Another thread concerned a corollary of injecting yourself into a story - that you end up writing about yourself. I think most people would concede that writing objectively about yourself is nearly a contradiction in terms. Our everyday lives involves projecting a persona into the world, and writing about yourself is projecting yet another persona. In this sense Hunter reminds me of another two authors I respect, Henry Miller and Charles Bukowski. In each of their works - the author is loosely represented through a persona that is a hyper-real fictionalization of themselves. Miller hams up the sex in his works, Bukowski the alcoholism, Hunter the drugs and violence. Each is deeply concerned to project the individualist freedom of their self-characters. And in each case they were criticized for 'making stuff up' about themselves.
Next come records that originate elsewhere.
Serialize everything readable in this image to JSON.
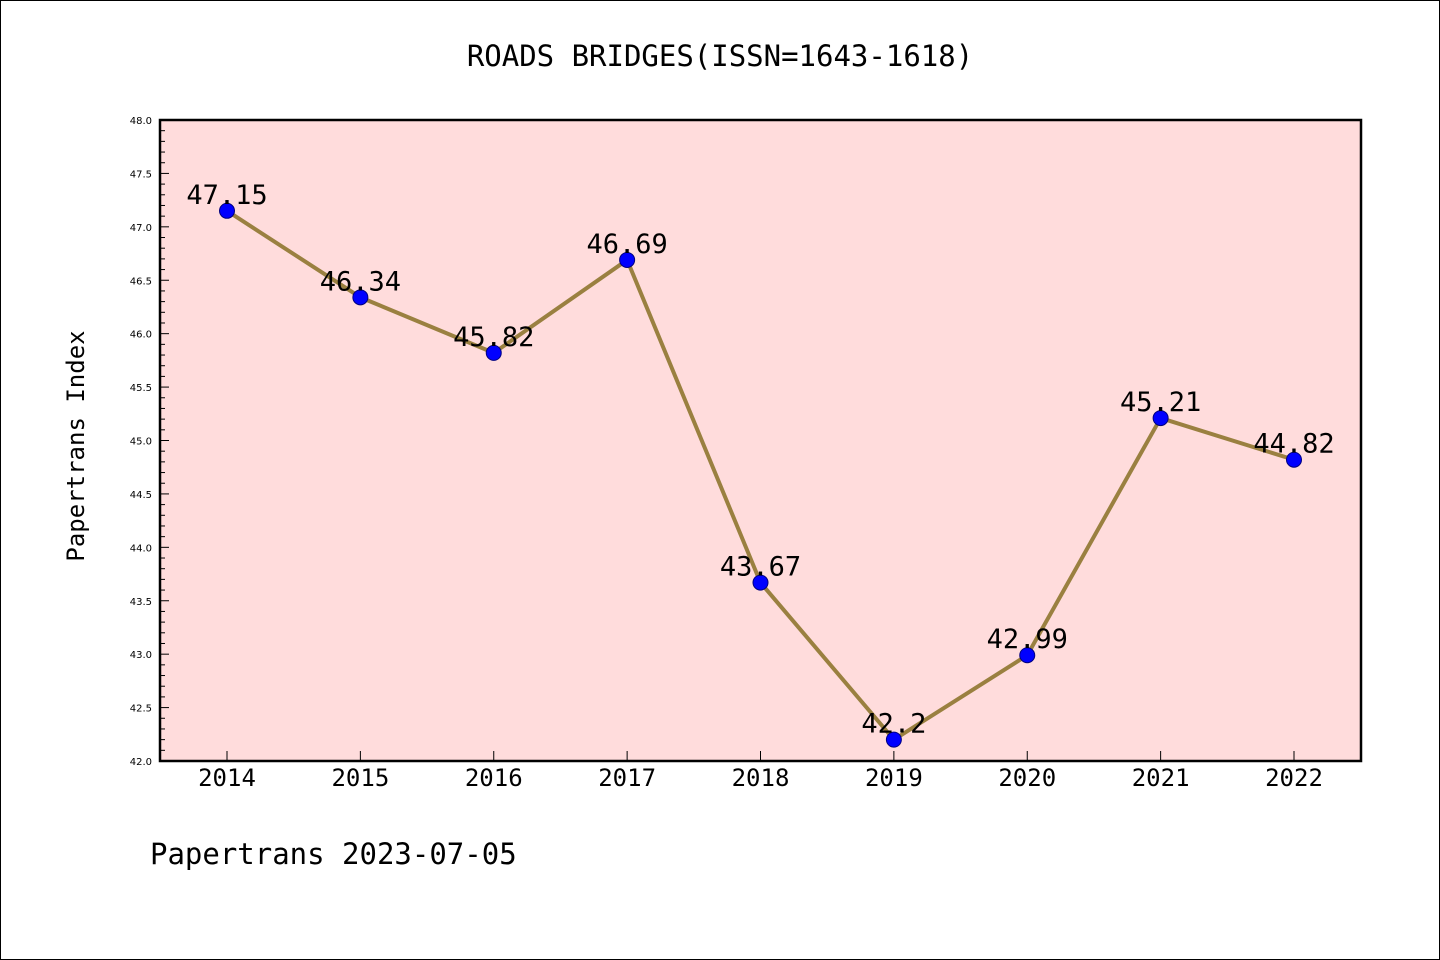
{
  "chart_data": {
    "type": "line",
    "title": "ROADS BRIDGES(ISSN=1643-1618)",
    "xlabel": "",
    "ylabel": "Papertrans Index",
    "categories": [
      "2014",
      "2015",
      "2016",
      "2017",
      "2018",
      "2019",
      "2020",
      "2021",
      "2022"
    ],
    "values": [
      47.15,
      46.34,
      45.82,
      46.69,
      43.67,
      42.2,
      42.99,
      45.21,
      44.82
    ],
    "data_labels": [
      "47.15",
      "46.34",
      "45.82",
      "46.69",
      "43.67",
      "42.2",
      "42.99",
      "45.21",
      "44.82"
    ],
    "ylim": [
      42.0,
      48.0
    ],
    "yticks": [
      "42.0",
      "42.5",
      "43.0",
      "43.5",
      "44.0",
      "44.5",
      "45.0",
      "45.5",
      "46.0",
      "46.5",
      "47.0",
      "47.5",
      "48.0"
    ],
    "grid": false,
    "legend": "none",
    "colors": {
      "plot_background": "#ffdcdc",
      "line": "#9a8040",
      "marker_fill": "#0000ff",
      "marker_edge": "#000080"
    }
  },
  "footer": {
    "credit": "Papertrans 2023-07-05"
  }
}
And in each case, they experienced problems when people expected them as people to confirm more to their fictional characterizations of themselves. I remember the photos run by Playboy of an elderly Miller playing ping pong with a naked buxom young woman. Photos of a over-weght Bukowski climbing into a box car to represent his homeless drifting (though he never rode in a boxcar) and his famous acting the belligerent buffoon at university readings. In a 1978 interview with the BBC Hunter said: "I'm never sure which one people expect me to be. Very often, they conflict - most often, as a matter of fact. ...I'm leading a normal life and right along side me there is this myth, and it is growing and mushrooming and getting more and more warped. When I get invited to, say, speak at universities, I'm not sure if they are inviting Duke or Thompson. I'm not sure who to be."
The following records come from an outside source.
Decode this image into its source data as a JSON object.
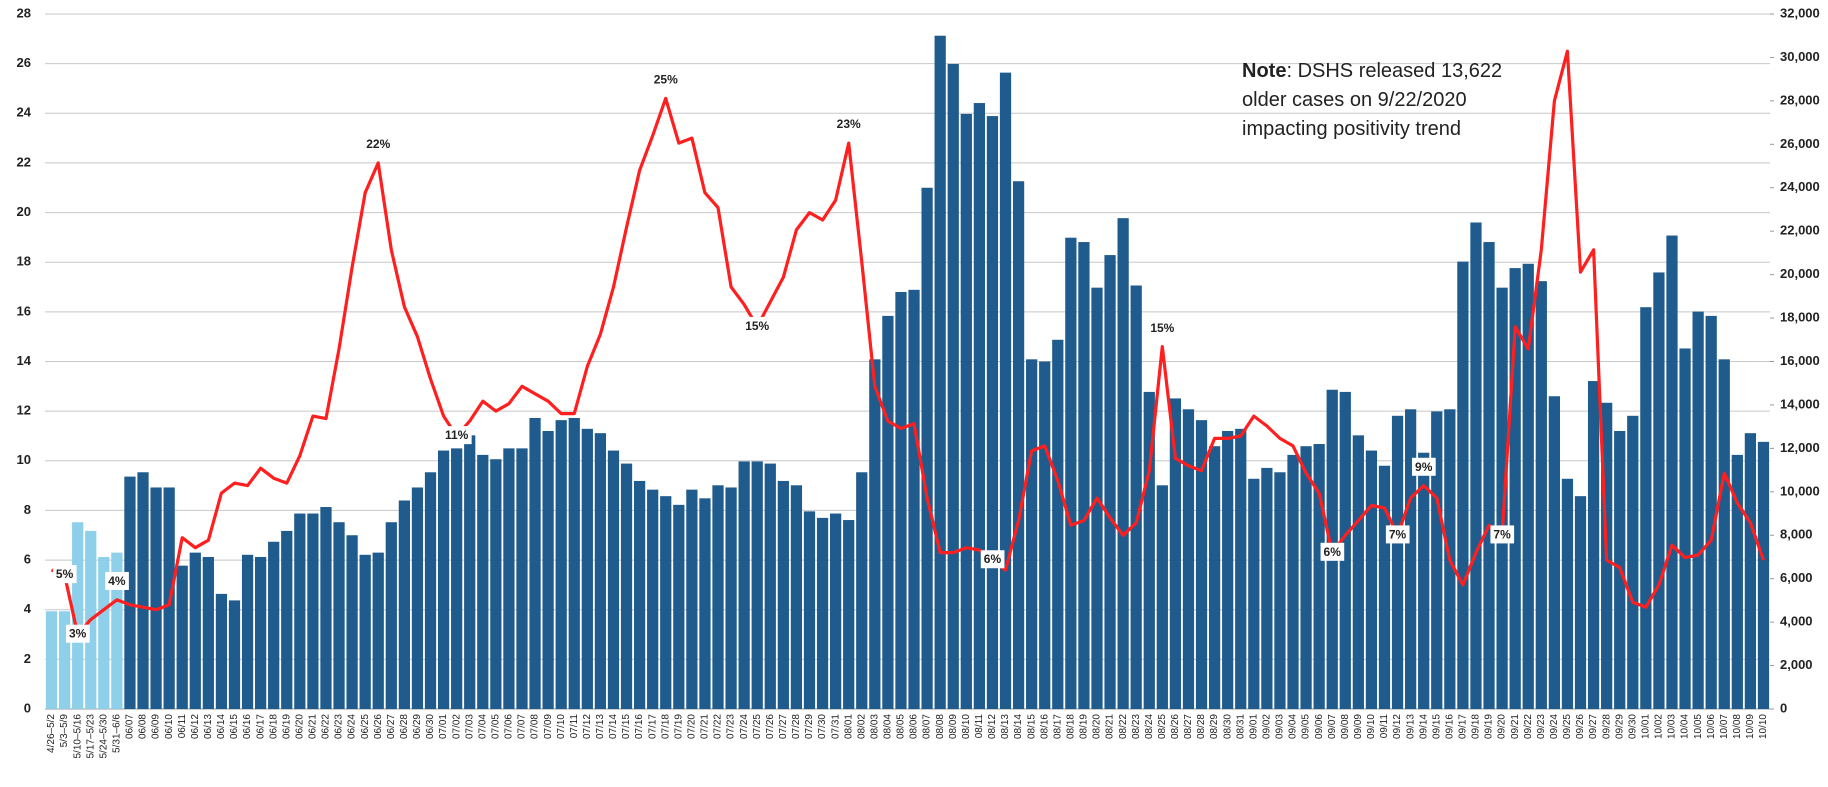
{
  "chart_data": {
    "type": "combo",
    "annotation": {
      "lines": [
        [
          {
            "text": "Note",
            "bold": true
          },
          {
            "text": ": DSHS released 13,622"
          }
        ],
        [
          {
            "text": "older cases on 9/22/2020"
          }
        ],
        [
          {
            "text": "impacting positivity trend"
          }
        ]
      ]
    },
    "categories": [
      "4/26–5/2",
      "5/3–5/9",
      "5/10–5/16",
      "5/17–5/23",
      "5/24–5/30",
      "5/31–6/6",
      "06/07",
      "06/08",
      "06/09",
      "06/10",
      "06/11",
      "06/12",
      "06/13",
      "06/14",
      "06/15",
      "06/16",
      "06/17",
      "06/18",
      "06/19",
      "06/20",
      "06/21",
      "06/22",
      "06/23",
      "06/24",
      "06/25",
      "06/26",
      "06/27",
      "06/28",
      "06/29",
      "06/30",
      "07/01",
      "07/02",
      "07/03",
      "07/04",
      "07/05",
      "07/06",
      "07/07",
      "07/08",
      "07/09",
      "07/10",
      "07/11",
      "07/12",
      "07/13",
      "07/14",
      "07/15",
      "07/16",
      "07/17",
      "07/18",
      "07/19",
      "07/20",
      "07/21",
      "07/22",
      "07/23",
      "07/24",
      "07/25",
      "07/26",
      "07/27",
      "07/28",
      "07/29",
      "07/30",
      "07/31",
      "08/01",
      "08/02",
      "08/03",
      "08/04",
      "08/05",
      "08/06",
      "08/07",
      "08/08",
      "08/09",
      "08/10",
      "08/11",
      "08/12",
      "08/13",
      "08/14",
      "08/15",
      "08/16",
      "08/17",
      "08/18",
      "08/19",
      "08/20",
      "08/21",
      "08/22",
      "08/23",
      "08/24",
      "08/25",
      "08/26",
      "08/27",
      "08/28",
      "08/29",
      "08/30",
      "08/31",
      "09/01",
      "09/02",
      "09/03",
      "09/04",
      "09/05",
      "09/06",
      "09/07",
      "09/08",
      "09/09",
      "09/10",
      "09/11",
      "09/12",
      "09/13",
      "09/14",
      "09/15",
      "09/16",
      "09/17",
      "09/18",
      "09/19",
      "09/20",
      "09/21",
      "09/22",
      "09/23",
      "09/24",
      "09/25",
      "09/26",
      "09/27",
      "09/28",
      "09/29",
      "09/30",
      "10/01",
      "10/02",
      "10/03",
      "10/04",
      "10/05",
      "10/06",
      "10/07",
      "10/08",
      "10/09",
      "10/10"
    ],
    "series": [
      {
        "type": "bar",
        "axis": "y2",
        "colors": [
          "#8ecfe9",
          "#8ecfe9",
          "#8ecfe9",
          "#8ecfe9",
          "#8ecfe9",
          "#8ecfe9",
          "#1f5b8c",
          "#1f5b8c",
          "#1f5b8c",
          "#1f5b8c",
          "#1f5b8c",
          "#1f5b8c",
          "#1f5b8c",
          "#1f5b8c",
          "#1f5b8c",
          "#1f5b8c",
          "#1f5b8c",
          "#1f5b8c",
          "#1f5b8c",
          "#1f5b8c",
          "#1f5b8c",
          "#1f5b8c",
          "#1f5b8c",
          "#1f5b8c",
          "#1f5b8c",
          "#1f5b8c",
          "#1f5b8c",
          "#1f5b8c",
          "#1f5b8c",
          "#1f5b8c",
          "#1f5b8c",
          "#1f5b8c",
          "#1f5b8c",
          "#1f5b8c",
          "#1f5b8c",
          "#1f5b8c",
          "#1f5b8c",
          "#1f5b8c",
          "#1f5b8c",
          "#1f5b8c",
          "#1f5b8c",
          "#1f5b8c",
          "#1f5b8c",
          "#1f5b8c",
          "#1f5b8c",
          "#1f5b8c",
          "#1f5b8c",
          "#1f5b8c",
          "#1f5b8c",
          "#1f5b8c",
          "#1f5b8c",
          "#1f5b8c",
          "#1f5b8c",
          "#1f5b8c",
          "#1f5b8c",
          "#1f5b8c",
          "#1f5b8c",
          "#1f5b8c",
          "#1f5b8c",
          "#1f5b8c",
          "#1f5b8c",
          "#1f5b8c",
          "#1f5b8c",
          "#1f5b8c",
          "#1f5b8c",
          "#1f5b8c",
          "#1f5b8c",
          "#1f5b8c",
          "#1f5b8c",
          "#1f5b8c",
          "#1f5b8c",
          "#1f5b8c",
          "#1f5b8c",
          "#1f5b8c",
          "#1f5b8c",
          "#1f5b8c",
          "#1f5b8c",
          "#1f5b8c",
          "#1f5b8c",
          "#1f5b8c",
          "#1f5b8c",
          "#1f5b8c",
          "#1f5b8c",
          "#1f5b8c",
          "#1f5b8c",
          "#1f5b8c",
          "#1f5b8c",
          "#1f5b8c",
          "#1f5b8c",
          "#1f5b8c",
          "#1f5b8c",
          "#1f5b8c",
          "#1f5b8c",
          "#1f5b8c",
          "#1f5b8c",
          "#1f5b8c",
          "#1f5b8c",
          "#1f5b8c",
          "#1f5b8c",
          "#1f5b8c",
          "#1f5b8c",
          "#1f5b8c",
          "#1f5b8c",
          "#1f5b8c",
          "#1f5b8c",
          "#1f5b8c",
          "#1f5b8c",
          "#1f5b8c",
          "#1f5b8c",
          "#1f5b8c",
          "#1f5b8c",
          "#1f5b8c",
          "#1f5b8c",
          "#1f5b8c",
          "#1f5b8c",
          "#1f5b8c",
          "#1f5b8c",
          "#1f5b8c",
          "#1f5b8c",
          "#1f5b8c",
          "#1f5b8c",
          "#1f5b8c",
          "#1f5b8c",
          "#1f5b8c",
          "#1f5b8c",
          "#1f5b8c",
          "#1f5b8c",
          "#1f5b8c",
          "#1f5b8c",
          "#1f5b8c",
          "#1f5b8c",
          "#1f5b8c"
        ],
        "values": [
          4500,
          4500,
          8600,
          8200,
          7000,
          7200,
          10700,
          10900,
          10200,
          10200,
          6600,
          7200,
          7000,
          5300,
          5000,
          7100,
          7000,
          7700,
          8200,
          9000,
          9000,
          9300,
          8600,
          8000,
          7100,
          7200,
          8600,
          9600,
          10200,
          10900,
          11900,
          12000,
          12600,
          11700,
          11500,
          12000,
          12000,
          13400,
          12800,
          13300,
          13400,
          12900,
          12700,
          11900,
          11300,
          10500,
          10100,
          9800,
          9400,
          10100,
          9700,
          10300,
          10200,
          11400,
          11400,
          11300,
          10500,
          10300,
          9100,
          8800,
          9000,
          8700,
          10900,
          16100,
          18100,
          19200,
          19300,
          24000,
          31000,
          29700,
          27400,
          27900,
          27300,
          29300,
          24300,
          16100,
          16000,
          17000,
          21700,
          21500,
          19400,
          20900,
          22600,
          19500,
          14600,
          10300,
          14300,
          13800,
          13300,
          12100,
          12800,
          12900,
          10600,
          11100,
          10900,
          11700,
          12100,
          12200,
          14700,
          14600,
          12600,
          11900,
          11200,
          13500,
          13800,
          11800,
          13700,
          13800,
          20600,
          22400,
          21500,
          19400,
          20300,
          20500,
          19700,
          14400,
          10600,
          9800,
          15100,
          14100,
          12800,
          13500,
          18500,
          20100,
          21800,
          16600,
          18300,
          18100,
          16100,
          11700,
          12700,
          12300
        ]
      },
      {
        "type": "line",
        "color": "#ff1f1f",
        "values": [
          5.6,
          5.4,
          3.0,
          3.6,
          4.0,
          4.4,
          4.2,
          4.1,
          4.0,
          4.2,
          6.9,
          6.5,
          6.8,
          8.7,
          9.1,
          9.0,
          9.7,
          9.3,
          9.1,
          10.2,
          11.8,
          11.7,
          14.5,
          17.8,
          20.8,
          22.0,
          18.5,
          16.2,
          15.0,
          13.3,
          11.8,
          11.0,
          11.6,
          12.4,
          12.0,
          12.3,
          13.0,
          12.7,
          12.4,
          11.9,
          11.9,
          13.8,
          15.1,
          17.0,
          19.4,
          21.7,
          23.1,
          24.6,
          22.8,
          23.0,
          20.8,
          20.2,
          17.0,
          16.3,
          15.4,
          16.4,
          17.4,
          19.3,
          20.0,
          19.7,
          20.5,
          22.8,
          18.0,
          13.0,
          11.6,
          11.3,
          11.5,
          8.5,
          6.3,
          6.3,
          6.5,
          6.4,
          6.0,
          5.6,
          7.6,
          10.4,
          10.6,
          9.2,
          7.4,
          7.6,
          8.5,
          7.7,
          7.0,
          7.5,
          9.6,
          14.6,
          10.1,
          9.8,
          9.6,
          10.9,
          10.9,
          11.0,
          11.8,
          11.4,
          10.9,
          10.6,
          9.5,
          8.7,
          6.3,
          7.0,
          7.6,
          8.2,
          8.1,
          7.0,
          8.5,
          9.0,
          8.5,
          6.0,
          5.0,
          6.3,
          7.4,
          7.0,
          15.4,
          14.5,
          18.5,
          24.5,
          26.5,
          17.6,
          18.5,
          6.0,
          5.7,
          4.3,
          4.1,
          5.0,
          6.6,
          6.1,
          6.2,
          6.8,
          9.5,
          8.3,
          7.5,
          6.0
        ],
        "value_labels": [
          null,
          "5%",
          "3%",
          null,
          null,
          "4%",
          null,
          null,
          null,
          null,
          null,
          null,
          null,
          null,
          null,
          null,
          null,
          null,
          null,
          null,
          null,
          null,
          null,
          null,
          null,
          "22%",
          null,
          null,
          null,
          null,
          null,
          "11%",
          null,
          null,
          null,
          null,
          null,
          null,
          null,
          null,
          null,
          null,
          null,
          null,
          null,
          null,
          null,
          "25%",
          null,
          null,
          null,
          null,
          null,
          null,
          "15%",
          null,
          null,
          null,
          null,
          null,
          null,
          "23%",
          null,
          null,
          null,
          null,
          null,
          null,
          null,
          null,
          null,
          null,
          "6%",
          null,
          null,
          null,
          null,
          null,
          null,
          null,
          null,
          null,
          null,
          null,
          null,
          "15%",
          null,
          null,
          null,
          null,
          null,
          null,
          null,
          null,
          null,
          null,
          null,
          null,
          "6%",
          null,
          null,
          null,
          null,
          "7%",
          null,
          "9%",
          null,
          null,
          null,
          null,
          null,
          "7%",
          null,
          null,
          null,
          null,
          null,
          null,
          null,
          null,
          null,
          null,
          null,
          null,
          null,
          null,
          null,
          null,
          null,
          null,
          null,
          null
        ]
      }
    ],
    "ylim": [
      0,
      28
    ],
    "yticks": [
      0,
      2,
      4,
      6,
      8,
      10,
      12,
      14,
      16,
      18,
      20,
      22,
      24,
      26,
      28
    ],
    "y2lim": [
      0,
      32000
    ],
    "y2ticks": [
      0,
      {
        "value": 2000,
        "label": "2,000"
      },
      {
        "value": 4000,
        "label": "4,000"
      },
      {
        "value": 6000,
        "label": "6,000"
      },
      {
        "value": 8000,
        "label": "8,000"
      },
      {
        "value": 10000,
        "label": "10,000"
      },
      {
        "value": 12000,
        "label": "12,000"
      },
      {
        "value": 14000,
        "label": "14,000"
      },
      {
        "value": 16000,
        "label": "16,000"
      },
      {
        "value": 18000,
        "label": "18,000"
      },
      {
        "value": 20000,
        "label": "20,000"
      },
      {
        "value": 22000,
        "label": "22,000"
      },
      {
        "value": 24000,
        "label": "24,000"
      },
      {
        "value": 26000,
        "label": "26,000"
      },
      {
        "value": 28000,
        "label": "28,000"
      },
      {
        "value": 30000,
        "label": "30,000"
      },
      {
        "value": 32000,
        "label": "32,000"
      }
    ],
    "grid": true
  }
}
And yet - when they were not writing about themselves - there seems to be a honesty of purpose or truthfulness running through-out their work. Each in their own way writes in a humanitarian way that seems counter the male-centric bravado of their personas. And perhaps the key to this seeming conflict of perspectives is the fierce anti-authoritarian that each author espoused. In siding against authority, they tended to side with those who are the natural enemy of authority. Those without power or position, the poor, the oppressed, those that want to be left alone to drink or take drugs without harassment. I wouldn't want to draw too many parallels between these authors on this thin thread. Many would contest my opinion of Miller or Bukowski as humanitarian writers - there are plenty who would write both off as misogynists and leave the argument there. Being labeled a misogynist is like being labeled a racist, or anti-semite - in some circles it is case closed - there can be nothing good about the writer. And I'm too tired to try and fight those battles, too tired to even have a firm opinion on them. I will stand with the anti-authoritarian nature of their writing and leave it there for others to draw conclusions from that. All authors have plenty in their writing to offend you if you are looking to be offended. All I would say is that there is also plenty in their writing to be uplifted by, if you are looking to be uplifted.
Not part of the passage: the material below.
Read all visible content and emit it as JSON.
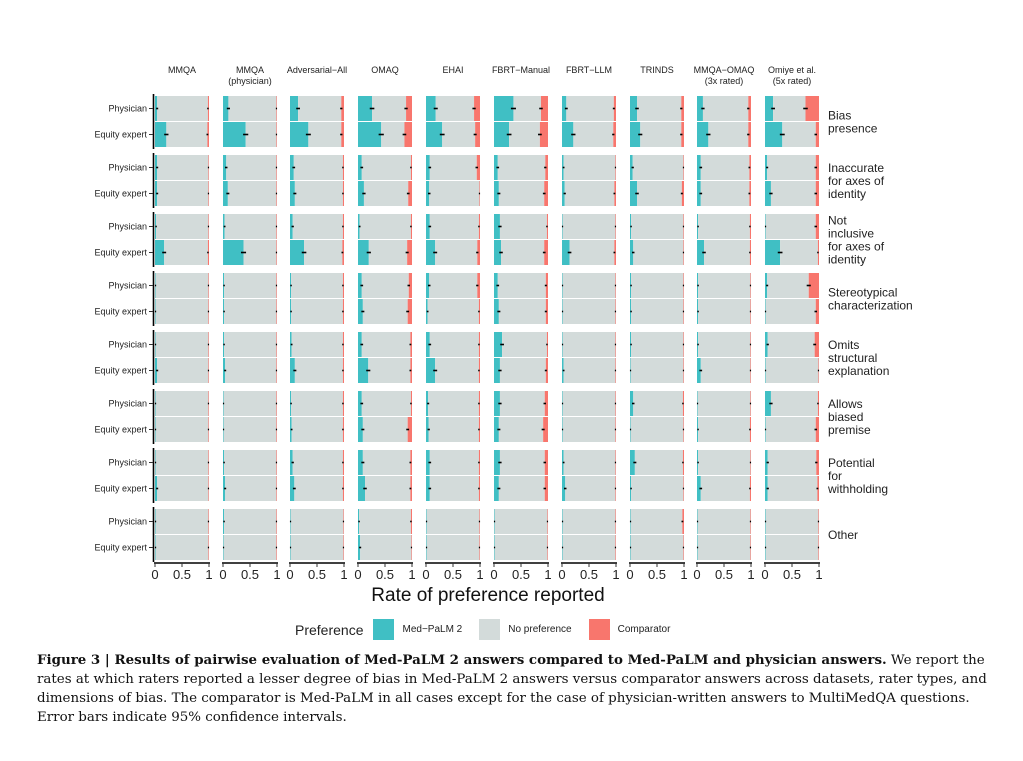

In contrast to being uplifted, I was also thinking about three books that produced strongly negative reactions in me. I remember reading 'Disgrace' by J. M. Coetzee that put me in a depressive angry funk for a week. The mathematician I went on holiday with highly recommended reading 'Broom of the System' by David Foster Wallace, one of the few books I have hurled across the room after finishing. And finally one of the books I read whilst on that holiday in Queensland, 'Something Happened' by Joseph Heller. Nearly 600 pages of waiting for Something to Happen which it only does in the last 10 pages and leaves a bitter resentful taste in the mouth. Each of these books are rightfully acclaimed as fine pieces of literature - but I hated them at the time and have no desire to return there. Strange how it works... Like how my memory of that holiday long ago as been pinned into my personal chronology with a unusual degree of clarity by the death of Hunter S Thompson.